4. Pour décider de mettre fin aux conditions matérielles d'accueil de Mme A B, l'OFII s'est fondé sur le motif qu'elle n'a pas respecté les exigences des autorités chargées de l'asile en ne fournissant pas les justificatifs relatifs à l'exemption d'une orientation en région. Il ressort des pièces du dossier que par une lettre du 4 septembre 2023, notifiée en main propre à la requérante le même jour, l'OFII a sollicité la communication d'une liste de documents, dans laquelle figurait la copie du titre de propriété ou du contrat de location de l'hébergeant ainsi que toute pièce justifiant leur lien de parenté. Il est constant que Mme A B n'a pas communiqué ces éléments. Dans ces conditions, quand bien même l'intéressée est en capacité de fournir ces documents, la requérante n'est pas fondée à soutenir qu'elle s'est conformée aux exigences des autorités chargées de l'asile. Par suite, en mettant fin aux conditions matérielles d'accueil de Mme A B, le directeur général de l'OFII n'a pas fait une inexacte application des dispositions citées au point 3.

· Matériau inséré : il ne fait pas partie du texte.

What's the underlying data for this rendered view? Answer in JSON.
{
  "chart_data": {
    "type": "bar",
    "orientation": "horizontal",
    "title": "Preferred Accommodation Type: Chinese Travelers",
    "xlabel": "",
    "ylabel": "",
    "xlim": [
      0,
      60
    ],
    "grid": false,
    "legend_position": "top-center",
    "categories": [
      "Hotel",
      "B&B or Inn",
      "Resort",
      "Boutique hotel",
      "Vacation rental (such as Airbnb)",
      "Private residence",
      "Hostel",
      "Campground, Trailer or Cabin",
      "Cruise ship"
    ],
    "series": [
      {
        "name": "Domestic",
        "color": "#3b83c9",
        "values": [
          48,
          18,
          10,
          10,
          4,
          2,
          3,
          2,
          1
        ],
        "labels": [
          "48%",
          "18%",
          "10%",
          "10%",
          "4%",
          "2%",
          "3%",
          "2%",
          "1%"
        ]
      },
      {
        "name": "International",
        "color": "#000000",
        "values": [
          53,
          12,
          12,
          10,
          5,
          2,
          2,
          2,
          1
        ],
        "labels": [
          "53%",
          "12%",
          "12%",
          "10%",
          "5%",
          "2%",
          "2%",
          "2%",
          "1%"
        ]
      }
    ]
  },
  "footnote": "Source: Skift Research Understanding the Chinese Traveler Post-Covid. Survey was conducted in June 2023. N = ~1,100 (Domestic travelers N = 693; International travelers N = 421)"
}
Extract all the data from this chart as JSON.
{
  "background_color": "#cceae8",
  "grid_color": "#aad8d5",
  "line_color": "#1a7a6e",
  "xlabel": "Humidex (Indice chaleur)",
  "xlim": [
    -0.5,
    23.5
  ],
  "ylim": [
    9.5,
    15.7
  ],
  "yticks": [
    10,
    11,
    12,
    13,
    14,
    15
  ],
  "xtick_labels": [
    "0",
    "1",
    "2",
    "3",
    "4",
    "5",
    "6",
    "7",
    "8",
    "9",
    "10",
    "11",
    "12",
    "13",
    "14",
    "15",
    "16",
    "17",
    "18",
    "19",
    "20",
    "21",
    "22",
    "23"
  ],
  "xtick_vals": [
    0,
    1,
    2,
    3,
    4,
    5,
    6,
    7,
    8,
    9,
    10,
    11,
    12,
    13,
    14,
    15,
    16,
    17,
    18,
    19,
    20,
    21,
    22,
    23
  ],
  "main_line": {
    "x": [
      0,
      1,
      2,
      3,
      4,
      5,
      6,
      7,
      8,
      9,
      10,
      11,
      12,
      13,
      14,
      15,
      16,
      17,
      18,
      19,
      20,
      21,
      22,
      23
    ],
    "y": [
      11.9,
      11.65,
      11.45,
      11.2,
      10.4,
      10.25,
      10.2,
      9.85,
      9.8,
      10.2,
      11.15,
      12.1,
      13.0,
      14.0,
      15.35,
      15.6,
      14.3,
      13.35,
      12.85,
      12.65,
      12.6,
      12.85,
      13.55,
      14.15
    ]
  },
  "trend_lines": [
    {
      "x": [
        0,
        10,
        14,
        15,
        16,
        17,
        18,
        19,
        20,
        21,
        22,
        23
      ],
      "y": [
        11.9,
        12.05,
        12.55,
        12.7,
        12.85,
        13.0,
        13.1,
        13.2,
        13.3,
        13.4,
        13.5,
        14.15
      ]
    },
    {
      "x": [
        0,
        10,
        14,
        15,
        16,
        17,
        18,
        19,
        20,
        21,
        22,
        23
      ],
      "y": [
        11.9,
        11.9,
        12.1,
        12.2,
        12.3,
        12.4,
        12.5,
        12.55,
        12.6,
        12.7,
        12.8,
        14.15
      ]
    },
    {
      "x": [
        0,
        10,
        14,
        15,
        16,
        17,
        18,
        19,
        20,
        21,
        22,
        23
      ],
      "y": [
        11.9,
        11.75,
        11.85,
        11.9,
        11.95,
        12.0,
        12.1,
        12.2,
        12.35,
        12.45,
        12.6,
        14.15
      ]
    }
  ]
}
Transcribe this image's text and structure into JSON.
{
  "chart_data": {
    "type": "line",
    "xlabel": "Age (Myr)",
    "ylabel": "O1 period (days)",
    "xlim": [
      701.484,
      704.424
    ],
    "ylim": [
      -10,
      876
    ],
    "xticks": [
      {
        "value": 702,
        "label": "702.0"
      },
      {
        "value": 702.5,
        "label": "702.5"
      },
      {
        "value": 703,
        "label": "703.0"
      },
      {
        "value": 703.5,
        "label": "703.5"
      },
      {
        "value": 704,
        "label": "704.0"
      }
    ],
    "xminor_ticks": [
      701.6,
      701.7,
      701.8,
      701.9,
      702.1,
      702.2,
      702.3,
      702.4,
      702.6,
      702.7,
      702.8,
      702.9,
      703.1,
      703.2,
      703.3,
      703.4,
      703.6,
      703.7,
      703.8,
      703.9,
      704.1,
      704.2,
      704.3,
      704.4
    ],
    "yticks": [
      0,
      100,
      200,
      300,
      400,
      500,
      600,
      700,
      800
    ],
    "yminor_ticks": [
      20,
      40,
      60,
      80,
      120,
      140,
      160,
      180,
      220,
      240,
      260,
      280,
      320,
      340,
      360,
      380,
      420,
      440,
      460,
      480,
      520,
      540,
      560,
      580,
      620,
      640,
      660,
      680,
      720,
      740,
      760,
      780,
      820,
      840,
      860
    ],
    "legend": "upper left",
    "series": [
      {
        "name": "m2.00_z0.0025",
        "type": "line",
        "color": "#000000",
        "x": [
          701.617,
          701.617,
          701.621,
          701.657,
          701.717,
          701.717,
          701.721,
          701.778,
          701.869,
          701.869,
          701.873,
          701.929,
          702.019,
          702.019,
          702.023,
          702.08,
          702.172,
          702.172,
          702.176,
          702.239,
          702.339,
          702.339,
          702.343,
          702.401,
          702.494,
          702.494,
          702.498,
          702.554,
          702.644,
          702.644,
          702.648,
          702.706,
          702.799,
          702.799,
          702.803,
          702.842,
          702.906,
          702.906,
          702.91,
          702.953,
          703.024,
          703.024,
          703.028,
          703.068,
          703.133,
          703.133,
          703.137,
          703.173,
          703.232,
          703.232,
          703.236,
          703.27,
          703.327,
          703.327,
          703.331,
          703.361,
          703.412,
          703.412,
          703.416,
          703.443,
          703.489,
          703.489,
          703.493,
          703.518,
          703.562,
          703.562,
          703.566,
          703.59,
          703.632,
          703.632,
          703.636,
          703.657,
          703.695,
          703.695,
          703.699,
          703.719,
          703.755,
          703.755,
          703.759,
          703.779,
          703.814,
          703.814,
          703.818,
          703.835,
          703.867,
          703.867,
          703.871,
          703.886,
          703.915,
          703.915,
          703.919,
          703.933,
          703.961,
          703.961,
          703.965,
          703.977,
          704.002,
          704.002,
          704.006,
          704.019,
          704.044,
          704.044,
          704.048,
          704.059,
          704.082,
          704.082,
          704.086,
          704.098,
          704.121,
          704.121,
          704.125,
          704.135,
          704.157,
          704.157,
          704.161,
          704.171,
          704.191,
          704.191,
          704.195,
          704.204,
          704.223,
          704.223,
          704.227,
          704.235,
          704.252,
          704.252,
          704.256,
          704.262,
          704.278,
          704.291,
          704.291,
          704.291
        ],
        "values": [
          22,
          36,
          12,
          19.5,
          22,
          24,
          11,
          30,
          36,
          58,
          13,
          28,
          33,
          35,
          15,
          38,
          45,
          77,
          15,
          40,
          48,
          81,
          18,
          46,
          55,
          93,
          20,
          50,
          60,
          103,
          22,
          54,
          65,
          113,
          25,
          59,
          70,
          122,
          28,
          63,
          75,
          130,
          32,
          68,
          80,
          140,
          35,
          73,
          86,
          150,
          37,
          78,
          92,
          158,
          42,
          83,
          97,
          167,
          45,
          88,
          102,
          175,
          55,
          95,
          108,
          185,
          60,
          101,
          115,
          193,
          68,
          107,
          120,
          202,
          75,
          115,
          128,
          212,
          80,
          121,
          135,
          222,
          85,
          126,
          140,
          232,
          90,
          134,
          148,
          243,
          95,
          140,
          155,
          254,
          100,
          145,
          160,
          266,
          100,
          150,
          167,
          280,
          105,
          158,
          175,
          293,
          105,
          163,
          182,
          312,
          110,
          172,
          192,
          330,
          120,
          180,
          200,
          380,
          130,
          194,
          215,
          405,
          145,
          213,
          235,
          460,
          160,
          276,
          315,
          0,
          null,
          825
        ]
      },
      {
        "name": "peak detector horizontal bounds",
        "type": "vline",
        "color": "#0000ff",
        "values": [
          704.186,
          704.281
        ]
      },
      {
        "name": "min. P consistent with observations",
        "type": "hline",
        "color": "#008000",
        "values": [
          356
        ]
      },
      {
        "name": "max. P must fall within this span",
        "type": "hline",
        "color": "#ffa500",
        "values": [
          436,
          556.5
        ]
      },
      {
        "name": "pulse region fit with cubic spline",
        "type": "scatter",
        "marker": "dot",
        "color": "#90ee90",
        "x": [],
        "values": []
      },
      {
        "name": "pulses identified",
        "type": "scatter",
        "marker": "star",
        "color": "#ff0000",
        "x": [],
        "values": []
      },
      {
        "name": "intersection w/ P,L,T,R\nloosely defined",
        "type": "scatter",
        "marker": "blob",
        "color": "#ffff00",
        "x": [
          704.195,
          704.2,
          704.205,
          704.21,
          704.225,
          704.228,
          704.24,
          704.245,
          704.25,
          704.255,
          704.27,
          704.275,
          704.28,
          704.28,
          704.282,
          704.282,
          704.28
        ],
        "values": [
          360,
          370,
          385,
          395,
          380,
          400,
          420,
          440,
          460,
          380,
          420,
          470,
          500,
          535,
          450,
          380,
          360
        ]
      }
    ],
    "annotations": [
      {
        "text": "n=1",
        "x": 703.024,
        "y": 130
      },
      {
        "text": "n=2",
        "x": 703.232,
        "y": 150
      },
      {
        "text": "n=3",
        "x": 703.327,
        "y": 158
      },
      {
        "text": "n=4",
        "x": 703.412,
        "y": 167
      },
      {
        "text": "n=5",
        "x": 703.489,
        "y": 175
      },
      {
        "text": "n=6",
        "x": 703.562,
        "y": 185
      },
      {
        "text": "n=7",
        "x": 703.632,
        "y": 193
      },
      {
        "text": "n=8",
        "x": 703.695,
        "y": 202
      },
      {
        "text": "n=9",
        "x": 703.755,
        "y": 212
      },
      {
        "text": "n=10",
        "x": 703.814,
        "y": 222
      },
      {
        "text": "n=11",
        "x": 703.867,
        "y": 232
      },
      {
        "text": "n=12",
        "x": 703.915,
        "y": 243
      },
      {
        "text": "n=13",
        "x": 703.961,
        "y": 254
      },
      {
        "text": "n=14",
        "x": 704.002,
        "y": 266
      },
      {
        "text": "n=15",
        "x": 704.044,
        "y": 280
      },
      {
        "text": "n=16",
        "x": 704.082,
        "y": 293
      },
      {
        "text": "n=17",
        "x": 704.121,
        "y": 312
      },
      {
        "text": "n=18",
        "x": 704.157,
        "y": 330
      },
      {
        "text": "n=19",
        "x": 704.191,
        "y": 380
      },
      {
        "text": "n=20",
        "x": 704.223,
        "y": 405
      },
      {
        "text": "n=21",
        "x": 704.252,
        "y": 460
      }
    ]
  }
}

5. Il résulte de l'ensemble de ce qui précède que la requête de Mme A B doit être rejetée, y compris les conclusions aux fins d'injonction et d'astreinte et celles qui tendent à l'application de l'article L. 761-1 du code de justice administrative et de l'article 37 de la loi du 10 juillet 1991.

D E C I D E :

Article 1er : La requête de Mme A B est rejetée.

Article 2 : Le présent jugement sera notifié à Mme C B et à l'Office français de l'immigration et de l'intégration.

Délibéré après l'audience du 18 octobre 2024, à laquelle siégeaient :

M. Timothée Gallaud, président,

Mme Marine Robin, conseillère,

Mme Héloïse Mathon, conseillère,

Rendu public par mise à disposition au greffe le 8 novembre 2024.

La rapporteure,

M. Robin

Le président,

T. GallaudLa greffière,

L. Sobangue

La République mande et ordonne au ministre de l'intérieur en ce qui le concerne ou à tous commissaires de justice à ce requis en ce qui concerne les voies de droit commun, contre les parties privées, de pourvoir à l'exécution de la présente décision.